Desigualdade na Inclusão Digital: Um Muro de Bytes e Oportunidades
Uma pesquisa revela que a inclusão digital no Brasil ainda é desigual, refletindo a disparidade entre comunidades de baixa renda e polos tecnológicos. A falta de acesso à internet de qualidade impacta diretamente a cidadania e as oportunidades dos jovens.

Em Brasília, Ana Cláudia Miguel, líder comunitária da Comunidade do Pilar, ilustra a disparidade entre sua comunidade de baixa renda e o Porto Digital, um dos principais centros de tecnologia do Brasil, localizado no Recife Antigo. "Existia um arco que era a divisão desse pedaço com o bairro. Mesmo o muro sendo derrubado, ainda existe essa barreira", conta Ana Cláudia, referindo-se a um muro histórico que, embora demolido, deixou marcas profundas na inclusão digital.
A Comunidade do Pilar abriga cerca de 600 domicílios, onde 73% da população é negra e 76% das famílias são chefiadas por mulheres. A maioria dos moradores vive com um rendimento médio de até um salário mínimo e meio, segundo uma pesquisa realizada em 2023 com apoio da Universidade das Nações Unidas, evidenciando a precariedade da situação social e econômica da região.
Do outro lado da rua, o Porto Digital reúne mais de 500 empresas de tecnologia, gerando um faturamento de R$ 7,4 bilhões em 2025. Pierre Lucena, presidente do Porto Digital, descreve o local como "uma plataforma de inovação", com diversas incubadoras, uma faculdade própria e parcerias com universidades, ressaltando a disparidade tecnológica que separa as duas realidades.
Apesar do aumento do acesso à internet no Brasil, com 90,5% da população conectada em 2025, a qualidade do acesso é alarmantemente desigual.
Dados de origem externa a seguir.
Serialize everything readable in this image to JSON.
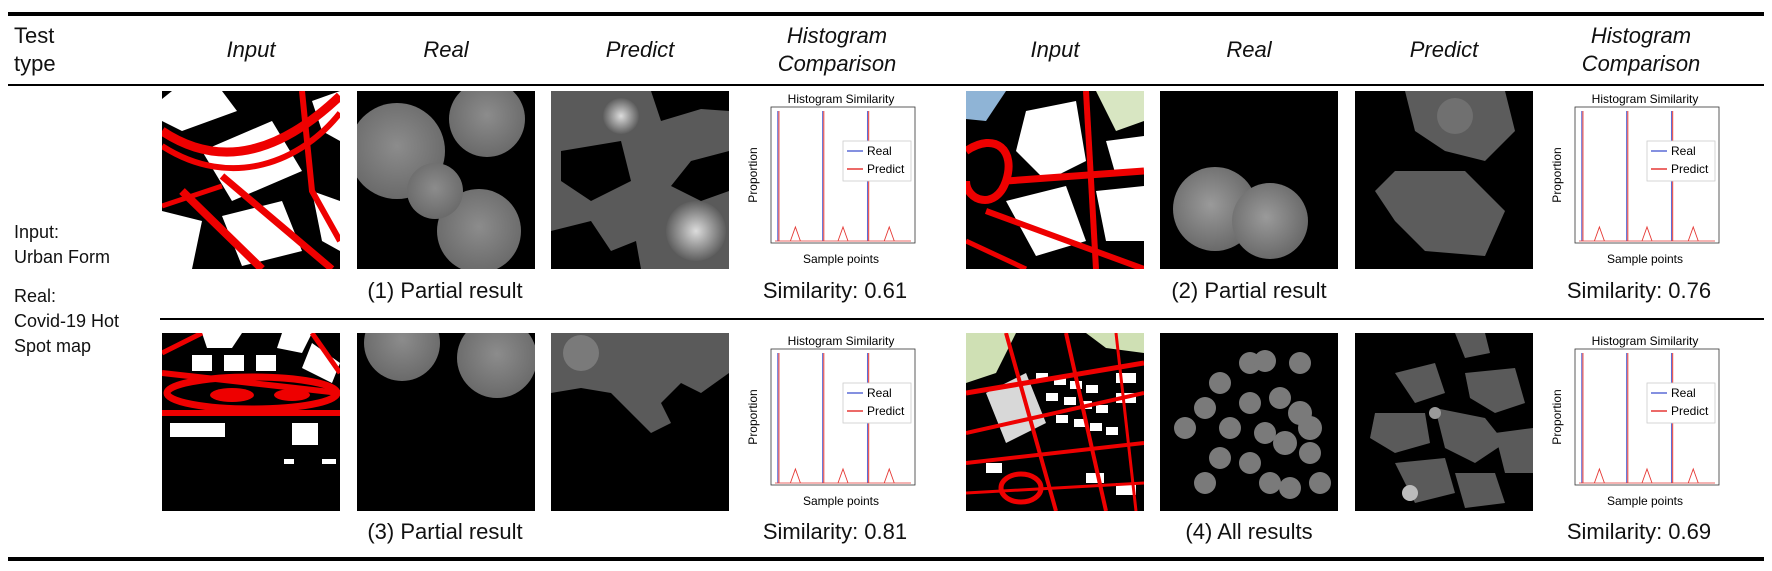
{
  "header": {
    "test_type": "Test type",
    "input": "Input",
    "real": "Real",
    "predict": "Predict",
    "histogram": "Histogram Comparison"
  },
  "side_label": {
    "input_label": "Input:",
    "input_value": "Urban Form",
    "real_label": "Real:",
    "real_line1": "Covid-19 Hot",
    "real_line2": "Spot map"
  },
  "histogram": {
    "title": "Histogram Similarity",
    "xlabel": "Sample points",
    "ylabel": "Proportion",
    "legend_real": "Real",
    "legend_predict": "Predict",
    "color_real": "#5b6bd6",
    "color_predict": "#e53935"
  },
  "results": [
    {
      "caption": "(1) Partial result",
      "similarity": "Similarity: 0.61"
    },
    {
      "caption": "(2) Partial result",
      "similarity": "Similarity: 0.76"
    },
    {
      "caption": "(3) Partial result",
      "similarity": "Similarity: 0.81"
    },
    {
      "caption": "(4) All results",
      "similarity": "Similarity: 0.69"
    }
  ]
}
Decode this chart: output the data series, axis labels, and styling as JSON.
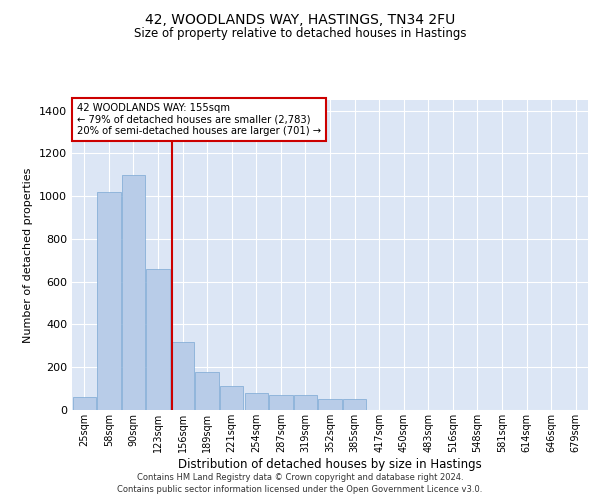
{
  "title_line1": "42, WOODLANDS WAY, HASTINGS, TN34 2FU",
  "title_line2": "Size of property relative to detached houses in Hastings",
  "xlabel": "Distribution of detached houses by size in Hastings",
  "ylabel": "Number of detached properties",
  "bar_labels": [
    "25sqm",
    "58sqm",
    "90sqm",
    "123sqm",
    "156sqm",
    "189sqm",
    "221sqm",
    "254sqm",
    "287sqm",
    "319sqm",
    "352sqm",
    "385sqm",
    "417sqm",
    "450sqm",
    "483sqm",
    "516sqm",
    "548sqm",
    "581sqm",
    "614sqm",
    "646sqm",
    "679sqm"
  ],
  "bar_values": [
    60,
    1020,
    1100,
    660,
    320,
    180,
    110,
    80,
    70,
    70,
    50,
    50,
    0,
    0,
    0,
    0,
    0,
    0,
    0,
    0,
    0
  ],
  "bar_color": "#b8cce8",
  "bar_edge_color": "#7aa8d4",
  "background_color": "#dce6f5",
  "grid_color": "#ffffff",
  "annotation_text_line1": "42 WOODLANDS WAY: 155sqm",
  "annotation_text_line2": "← 79% of detached houses are smaller (2,783)",
  "annotation_text_line3": "20% of semi-detached houses are larger (701) →",
  "annotation_box_color": "#ffffff",
  "annotation_border_color": "#cc0000",
  "vline_color": "#cc0000",
  "ylim": [
    0,
    1450
  ],
  "yticks": [
    0,
    200,
    400,
    600,
    800,
    1000,
    1200,
    1400
  ],
  "footnote_line1": "Contains HM Land Registry data © Crown copyright and database right 2024.",
  "footnote_line2": "Contains public sector information licensed under the Open Government Licence v3.0."
}
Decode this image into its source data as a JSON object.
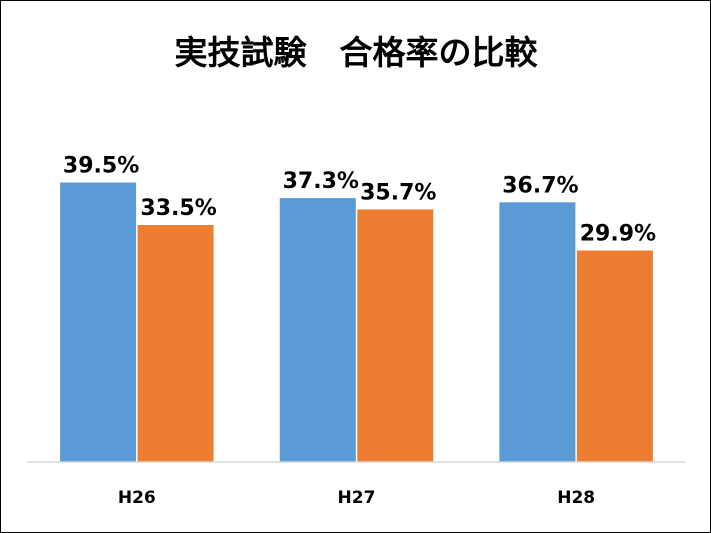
{
  "chart_data": {
    "type": "bar",
    "title": "実技試験　合格率の比較",
    "categories": [
      "H26",
      "H27",
      "H28"
    ],
    "series": [
      {
        "values": [
          39.5,
          37.3,
          36.7
        ],
        "labels": [
          "39.5%",
          "37.3%",
          "36.7%"
        ],
        "color": "#5B9BD5"
      },
      {
        "values": [
          33.5,
          35.7,
          29.9
        ],
        "labels": [
          "33.5%",
          "35.7%",
          "29.9%"
        ],
        "color": "#ED7D31"
      }
    ],
    "ylim": [
      0,
      45
    ],
    "grid": false,
    "legend": "none",
    "axis_color": "#D9D9D9"
  }
}
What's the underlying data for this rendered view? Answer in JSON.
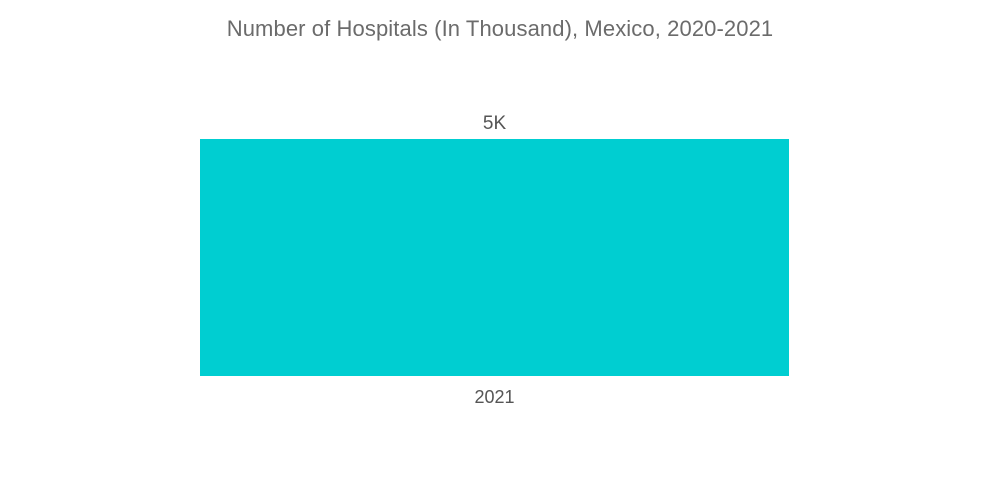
{
  "chart_data": {
    "type": "bar",
    "title": "Number of Hospitals (In Thousand), Mexico, 2020-2021",
    "categories": [
      "2021"
    ],
    "values": [
      5
    ],
    "data_labels": [
      "5K"
    ],
    "xlabel": "",
    "ylabel": "",
    "ylim": [
      0,
      5
    ],
    "grid": false,
    "legend": "none",
    "bar_color": "#00ced1"
  }
}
Dados da PNAD-TIC 2026 revelam que 59,2% dos domicílios não têm computadores ou tablets, e muitos dependem exclusivamente de planos de dados móveis limitados, o que restringe o acesso a serviços essenciais.
A inclusão digital pela metade se torna ainda mais evidente na rotina dos moradores do Pilar, onde iniciativas como o programa Pilar Universitário oferecem bolsas de estudo, mas a falta de acesso à internet de qualidade impede a formação completa dos jovens. Ana Cláudia alerta: "Estamos perdendo os jovens para o mundo ilícito, porque não há oportunidades". A situação reflete um desafio crítico que o Brasil precisa enfrentar para garantir uma inclusão digital verdadeira e equitativa.